My phone buzzes. My best friend, Tara.

Tara: How's the retreat? Any cute security guys?

I stare at the message. Tara has a sixth sense for romantic disaster. She predicted my breakup with Ryan three months before it happened, using only a series of pointed questions about how often he asked about my writing.

Me: Hypothetically, if a person were to kiss a security professional during a hurricane, and that kiss was so good it rewired her neurological pathways, what would you advise?

Three dots. Then:

Tara: I would advise that person to kiss him again and stop overthinking everything.

Me: Overthinking is my primary skill set.

Tara: Your primary skill set is writing love stories. Maybe try LIVING one for a change.

I close the phone. She's not wrong. That's the worst part.

When I emerge from the bathroom, Tucker isn't in the room. He's left a note on the desk in precise, blocky handwriting: Doing a security round. Back in an hour. No pressure.

No pressure. Two words that contain more emotional intelligence than Ryan demonstrated in three years.

I sit at the desk, open the manuscript, and write. Not the bracket-filled, desperate writing of the last few days but something new—a scene that flows from the kiss like water from a spring. Sophie and Ethan, in their version of this room, finally honest with each other. Not just about attraction but about the damage they're each carrying, the fear that vulnerability is just another word for weakness.
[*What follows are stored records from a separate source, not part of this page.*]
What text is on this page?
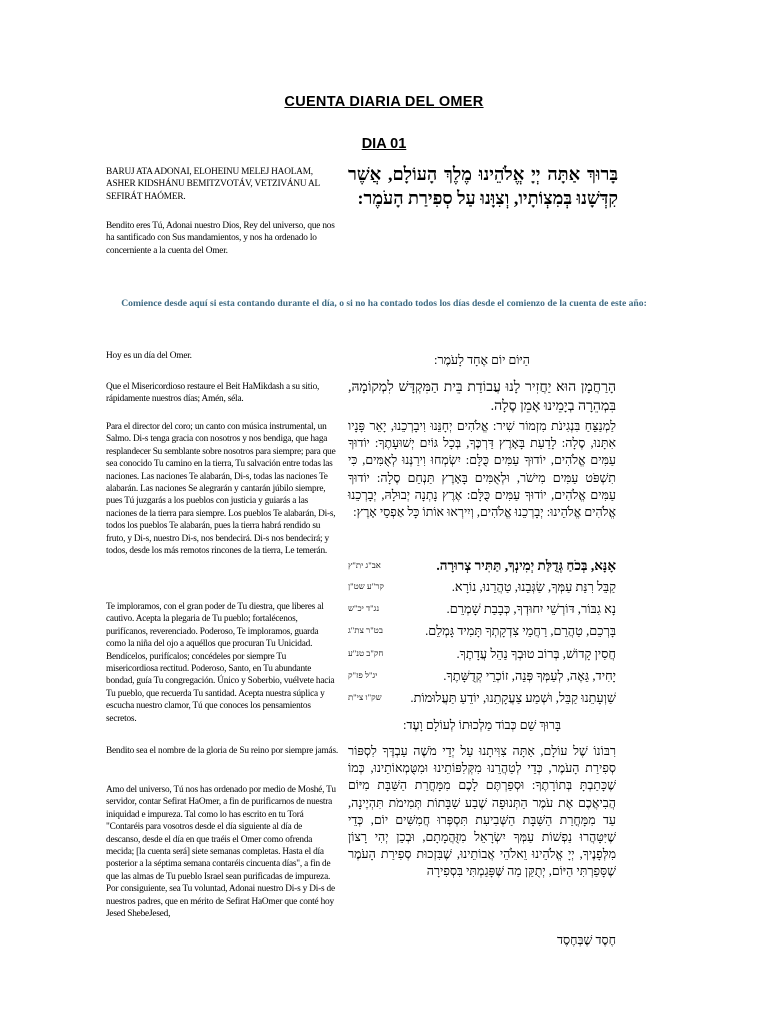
CUENTA DIARIA DEL OMER
DIA 01
BARUJ ATA ADONAI, ELOHEINU MELEJ HAOLAM, ASHER KIDSHÁNU BEMITZVOTÁV, VETZIVÁNU AL SEFIRÁT HAÓMER.
Bendito eres Tú, Adonai nuestro Dios, Rey del universo, que nos ha santificado con Sus mandamientos, y nos ha ordenado lo concerniente a la cuenta del Omer.
בָּרוּךְ אַתָּה יְיָ אֱלֹהֵינוּ מֶלֶךְ הָעוֹלָם, אֲשֶׁר קִדְּשָׁנוּ בְּמִצְוֹתָיו, וְצִוָּנוּ עַל סְפִירַת הָעֹמֶר:
Comience desde aquí si esta contando durante el día, o si no ha contado todos los días desde el comienzo de la cuenta de este año:
Hoy es un día del Omer.	הַיּוֹם יוֹם אֶחָד לָעֹמֶר:
Que el Misericordioso restaure el Beit HaMikdash a su sitio, rápidamente nuestros días; Amén, séla.
הָרַחֲמָן הוּא יַחֲזִיר לָנוּ עֲבוֹדַת בֵּית הַמִּקְדָּשׁ לִמְקוֹמָהּ, בִּמְהֵרָה בְיָמֵינוּ אָמֵן סֶלָה.
Para el director del coro; un canto con música instrumental, un Salmo. Di-s tenga gracia con nosotros y nos bendiga, que haga resplandecer Su semblante sobre nosotros para siempre; para que sea conocido Tu camino en la tierra, Tu salvación entre todas las naciones. Las naciones Te alabarán, Di-s, todas las naciones Te alabarán. Las naciones Se alegrarán y cantarán júbilo siempre, pues Tú juzgarás a los pueblos con justicia y guiarás a las naciones de la tierra para siempre. Los pueblos Te alabarán, Di-s, todos los pueblos Te alabarán, pues la tierra habrá rendido su fruto, y Di-s, nuestro Di-s, nos bendecirá. Di-s nos bendecirá; y todos, desde los más remotos rincones de la tierra, Le temerán.
לַמְנַצֵּחַ בִּנְגִינֹת מִזְמוֹר שִׁיר: אֱלֹהִים יְחָנֵּנוּ וִיבָרְכֵנוּ, יָאֵר פָּנָיו אִתָּנוּ, סֶלָה: לָדַעַת בָּאָרֶץ דַּרְכֶּךָ, בְּכָל גּוֹיִם יְשׁוּעָתֶךָ: יוֹדוּךָ עַמִּים אֱלֹהִים, יוֹדוּךָ עַמִּים כֻּלָּם: יִשְׂמְחוּ וִירַנְּנוּ לְאֻמִּים, כִּי תִשְׁפֹּט עַמִּים מִישֹׁר, וּלְאֻמִּים בָּאָרֶץ תַּנְחֵם סֶלָה: יוֹדוּךָ עַמִּים אֱלֹהִים, יוֹדוּךָ עַמִּים כֻּלָּם: אֶרֶץ נָתְנָה יְבוּלָהּ, יְבָרְכֵנוּ אֱלֹהִים אֱלֹהֵינוּ: יְבָרְכֵנוּ אֱלֹהִים, וְיִירְאוּ אוֹתוֹ כָּל אַפְסֵי אָרֶץ:
Te imploramos, con el gran poder de Tu diestra, que liberes al cautivo. Acepta la plegaria de Tu pueblo; fortalécenos, purifícanos, reverenciado. Poderoso, Te imploramos, guarda como la niña del ojo a aquéllos que procuran Tu Unicidad. Bendícelos, purifícalos; concédeles por siempre Tu misericordiosa rectitud. Poderoso, Santo, en Tu abundante bondad, guía Tu congregación. Único y Soberbio, vuélvete hacia Tu pueblo, que recuerda Tu santidad. Acepta nuestra súplica y escucha nuestro clamor, Tú que conoces los pensamientos secretos.
אב"ג ית"ץ	אָנָּא, בְּכֹחַ גְּדֻלַּת יְמִינְךָ, תַּתִּיר צְרוּרָה.
קר"ע שט"ן	קַבֵּל רִנַּת עַמְּךָ, שַׂגְּבֵנוּ, טַהֲרֵנוּ, נוֹרָא.
נג"ד יכ"ש	נָא גִבּוֹר, דּוֹרְשֵׁי יִחוּדְךָ, כְּבָבַת שָׁמְרֵם.
בט"ר צת"ג	בָּרְכֵם, טַהֲרֵם, רַחֲמֵי צִדְקָתְךָ תָּמִיד גָּמְלֵם.
חק"ב טנ"ע	חֲסִין קָדוֹשׁ, בְּרוֹב טוּבְךָ נַהֵל עֲדָתֶךָ.
יג"ל פז"ק	יָחִיד, גֵּאֶה, לְעַמְּךָ פְּנֵה, זוֹכְרֵי קְדֻשָּׁתֶךָ.
שק"ו צי"ת	שַׁוְעָתֵנוּ קַבֵּל, וּשְׁמַע צַעֲקָתֵנוּ, יוֹדֵעַ תַּעֲלוּמוֹת.
בָּרוּךְ שֵׁם כְּבוֹד מַלְכוּתוֹ לְעוֹלָם וָעֶד:
Bendito sea el nombre de la gloria de Su reino por siempre jamás.
Amo del universo, Tú nos has ordenado por medio de Moshé, Tu servidor, contar Sefirat HaOmer, a fin de purificarnos de nuestra iniquidad e impureza. Tal como lo has escrito en tu Torá "Contaréis para vosotros desde el día siguiente al día de descanso, desde el día en que traéis el Omer como ofrenda mecida; [la cuenta será] siete semanas completas. Hasta el día posterior a la séptima semana contaréis cincuenta días", a fin de que las almas de Tu pueblo Israel sean purificadas de impureza. Por consiguiente, sea Tu voluntad, Adonai nuestro Di-s y Di-s de nuestros padres, que en mérito de Sefirat HaOmer que conté hoy Jesed ShebeJesed,
רִבּוֹנוֹ שֶׁל עוֹלָם, אַתָּה צִוִּיתָנוּ עַל יְדֵי מֹשֶׁה עַבְדֶּךָ לִסְפּוֹר סְפִירַת הָעֹמֶר, כְּדֵי לְטַהֲרֵנוּ מִקְּלִפּוֹתֵינוּ וּמִטֻּמְאוֹתֵינוּ, כְּמוֹ שֶׁכָּתַבְתָּ בְּתוֹרָתֶךָ: וּסְפַרְתֶּם לָכֶם מִמָּחֳרַת הַשַּׁבָּת מִיּוֹם הֲבִיאֲכֶם אֶת עֹמֶר הַתְּנוּפָה שֶׁבַע שַׁבָּתוֹת תְּמִימֹת תִּהְיֶינָה, עַד מִמָּחֳרַת הַשַּׁבָּת הַשְּׁבִיעִת תִּסְפְּרוּ חֲמִשִּׁים יוֹם, כְּדֵי שֶׁיִּטָּהֲרוּ נַפְשׁוֹת עַמְּךָ יִשְׂרָאֵל מִזֻּהֲמָתָם, וּבְכֵן יְהִי רָצוֹן מִלְּפָנֶיךָ, יְיָ אֱלֹהֵינוּ וֵאלֹהֵי אֲבוֹתֵינוּ, שֶׁבִּזְכוּת סְפִירַת הָעֹמֶר שֶׁסָּפַרְתִּי הַיּוֹם, יְתֻקַּן מַה שֶּׁפָּגַמְתִּי בִּסְפִירָה
חֶסֶד שֶׁבְּחֶסֶד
The words come fast and sure, and for the first time in months, writing doesn't feel like excavation. It feels like breathing.

Tucker returns at dusk, rain-damp and smelling like the ocean. He enters quietly, sets his radio on the nightstand, and stands by the door like he's waiting for permission to exist in the same space.

"You can come in," I say without looking up. "It's your room too."